Stravince il cinema indipendente, questa è la notizia. Birdman, The Grand Budapest Hotel e Whiplash nascono e crescono al di fuori dei grandi studios, e la loro vittoria conferma definitivamente la tendenza delineatasi già negli anni scorsi nell’Academy a premiare le produzioni indie. Anche perché quelle che un tempo si chiamavano majors ormai realizzano solo blockbuster super eroistici e cartoni in 3D, e, anche volendo, lì c’è poco da oscarizzare. Però stavolta manca il bersaglio pure il tycoon del cinema indie medio-grosso, l’Harvey Weinstein re dei film cosiddetti di qualità e insieme molto mainstream, anche troppo. Dopo aver piazzato agli Oscar negli anni scorsi cose e cosacce sopravvalutate come The Artist e Il discorso del re, stavolta con il mediocrissimo e a tratti orrendo The Imitation Game incassa solo quello per la migliore sceneggiatura non originale, e neanche così meritato. Il discorso dello sceneggiatore Graham Moore, che ha ricordato le sue sofferenza di ragazzo gay bullizzato e i suoi pensieri suicidi di allora, non può distorglierci dalla sostanza di uno screenplay per niente da premio. Come migliore attore avrei preferito il monumentale Michael Keaton al posto del pur bravo Eddie Redmayne, ma non mi scandalizzo. Redmayne (visto al Torino Film Festival lo scorso novembre dov’era venuto a presentare in anteprima La teoria del tutto) è persona amabile e squisita, oltre che un attor giovane di talento che nel suo Stephen Hawking butta dentro passione ed energia, dunque va (abbastanza) bene così, anche se temo che un Oscar sia un attimo prematuro e gli stia un po’ largo.
L’Oscar diffuso: tutti gli otto nominati nella categoria miglior film ne ottengono almeno uno, ed è la prima volta nella storia, come acutamente ha fatto notare IndieWire.

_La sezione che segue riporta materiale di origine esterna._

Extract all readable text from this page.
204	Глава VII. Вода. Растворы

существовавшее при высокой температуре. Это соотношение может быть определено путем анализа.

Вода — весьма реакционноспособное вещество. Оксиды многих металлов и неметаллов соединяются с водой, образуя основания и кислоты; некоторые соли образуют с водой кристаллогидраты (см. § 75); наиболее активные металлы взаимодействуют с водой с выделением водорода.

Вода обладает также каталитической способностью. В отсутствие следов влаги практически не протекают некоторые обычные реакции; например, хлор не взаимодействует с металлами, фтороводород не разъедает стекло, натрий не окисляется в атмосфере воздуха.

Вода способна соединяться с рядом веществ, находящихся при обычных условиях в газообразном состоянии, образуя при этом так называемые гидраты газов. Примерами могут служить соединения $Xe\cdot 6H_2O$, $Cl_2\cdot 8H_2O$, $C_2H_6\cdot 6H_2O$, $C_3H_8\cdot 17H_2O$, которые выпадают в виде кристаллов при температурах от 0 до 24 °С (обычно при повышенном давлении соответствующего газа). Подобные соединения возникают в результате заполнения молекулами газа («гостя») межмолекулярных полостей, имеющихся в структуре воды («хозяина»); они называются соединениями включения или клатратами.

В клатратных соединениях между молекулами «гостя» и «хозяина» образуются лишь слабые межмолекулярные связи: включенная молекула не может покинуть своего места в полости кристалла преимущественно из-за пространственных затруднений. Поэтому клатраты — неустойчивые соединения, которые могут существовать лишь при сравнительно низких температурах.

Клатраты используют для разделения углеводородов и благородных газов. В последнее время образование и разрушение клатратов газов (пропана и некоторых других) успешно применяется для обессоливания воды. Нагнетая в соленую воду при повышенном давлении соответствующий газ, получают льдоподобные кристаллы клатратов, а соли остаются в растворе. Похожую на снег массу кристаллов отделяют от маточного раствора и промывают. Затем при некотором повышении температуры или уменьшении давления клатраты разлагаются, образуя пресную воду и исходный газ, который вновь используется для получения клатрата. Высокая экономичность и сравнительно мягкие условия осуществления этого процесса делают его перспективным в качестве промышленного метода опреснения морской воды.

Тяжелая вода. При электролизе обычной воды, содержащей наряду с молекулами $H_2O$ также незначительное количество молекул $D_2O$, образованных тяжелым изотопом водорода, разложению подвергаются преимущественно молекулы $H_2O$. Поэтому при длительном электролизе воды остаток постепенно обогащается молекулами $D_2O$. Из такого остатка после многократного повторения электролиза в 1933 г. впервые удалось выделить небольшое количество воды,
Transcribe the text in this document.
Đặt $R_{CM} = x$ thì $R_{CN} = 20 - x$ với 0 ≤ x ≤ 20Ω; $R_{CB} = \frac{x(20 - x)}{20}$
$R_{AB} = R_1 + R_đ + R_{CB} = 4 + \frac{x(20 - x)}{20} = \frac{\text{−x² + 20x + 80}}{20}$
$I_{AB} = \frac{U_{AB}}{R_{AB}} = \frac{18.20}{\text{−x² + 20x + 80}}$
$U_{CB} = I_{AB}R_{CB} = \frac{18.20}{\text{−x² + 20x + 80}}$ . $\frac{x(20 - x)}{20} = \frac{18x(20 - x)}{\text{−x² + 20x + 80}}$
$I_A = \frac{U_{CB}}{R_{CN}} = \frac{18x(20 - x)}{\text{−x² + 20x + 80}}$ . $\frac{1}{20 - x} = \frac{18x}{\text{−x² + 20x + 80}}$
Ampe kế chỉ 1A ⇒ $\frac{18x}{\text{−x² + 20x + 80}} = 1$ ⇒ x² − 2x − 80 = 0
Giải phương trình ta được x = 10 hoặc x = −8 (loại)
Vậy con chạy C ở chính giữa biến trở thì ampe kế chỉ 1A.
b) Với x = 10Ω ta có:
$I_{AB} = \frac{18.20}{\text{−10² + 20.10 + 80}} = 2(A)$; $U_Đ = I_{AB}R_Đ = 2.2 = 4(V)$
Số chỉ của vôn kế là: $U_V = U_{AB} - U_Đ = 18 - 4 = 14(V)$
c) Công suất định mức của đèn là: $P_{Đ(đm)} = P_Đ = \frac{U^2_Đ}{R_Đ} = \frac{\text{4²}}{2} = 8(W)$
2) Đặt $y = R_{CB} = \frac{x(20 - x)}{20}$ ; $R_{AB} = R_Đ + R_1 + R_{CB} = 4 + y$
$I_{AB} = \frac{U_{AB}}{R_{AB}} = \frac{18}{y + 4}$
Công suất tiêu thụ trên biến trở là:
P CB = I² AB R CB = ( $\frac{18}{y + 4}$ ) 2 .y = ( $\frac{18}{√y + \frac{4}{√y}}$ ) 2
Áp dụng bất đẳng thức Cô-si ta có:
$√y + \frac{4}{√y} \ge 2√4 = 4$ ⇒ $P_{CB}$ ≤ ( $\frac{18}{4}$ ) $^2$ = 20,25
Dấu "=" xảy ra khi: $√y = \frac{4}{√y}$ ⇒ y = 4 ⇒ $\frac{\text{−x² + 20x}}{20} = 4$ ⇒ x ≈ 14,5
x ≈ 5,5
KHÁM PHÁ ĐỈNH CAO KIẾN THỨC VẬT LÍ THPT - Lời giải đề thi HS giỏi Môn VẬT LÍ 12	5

Oltre ai tre big winner Birdman, The Grand Budapest Hotel e Whiplash, entrano nel palmarès Boyhood (attrice non protagonista), La teoria del tutto (attore protagonista), The Imitation Game (sceneggiatura non originale), American Sniper (Sound Editing), Selma (canzone originale).
Ida vince come migliore film straniero, come largamente atteso. Impressionante il cursus honorum del film polacco (in realtà con dentro parecchio di britannico, a partire dai capitali, e dal suo regista Pawlikowski residente in GB), dalla vittoria nell’autunno 2013 al Festival di Londra – ancora mi chiedo come mai Venezia solo poche settimane prima non l’avesse intercettato e messo in programma – fino a questo Oscar, e in mezzo una quantità di premi impressionante. Avrei preferito vincesse il russo Leviathan, ma devo ammettere che Ida ha tutte le qualità del perfetto film da Oscar e da festival, a partire da un autorialissimo b/n molto cinema engagé anni Sessanta. Gli si deve pure riconoscere una carica autenticamente disturbante, con quella sua critica alla Polonia oscuramente antisemita, che lo salva dall’essere un prodotto di maniera. Alexandre Desplat dopo infinite nominations mai concretizzate in Oscar, finalmente stavolta ne agguanta uno per la musica di The Grand Budapest Hotel. Aveva avuto la nomination anche per The Imitation Game, era impossibile che con due slot occupati la statua gli sfuggisse. Chissà se, assistendo al trionfo di Birdman, si sarà ricordato dello scorso festival di Venezia, dove la giuria da lui presieduta aveva snobbato il film di Iñarritu mandandolo scandalosamente a casa con zero premi. Comunque, tutto è bene quel che finisce in Oscar, e allora viva Venezia, che bene o male (più male che bene) ha lanciato Birdman scegliendolo come film di apertura e ha avuto occhio nel chiamare come primo giurato Desplat. Già, dimenticavo Julianne Moore. Il suo Oscar come migliore attrice era così scontato da rischiare di essere una non-notizia.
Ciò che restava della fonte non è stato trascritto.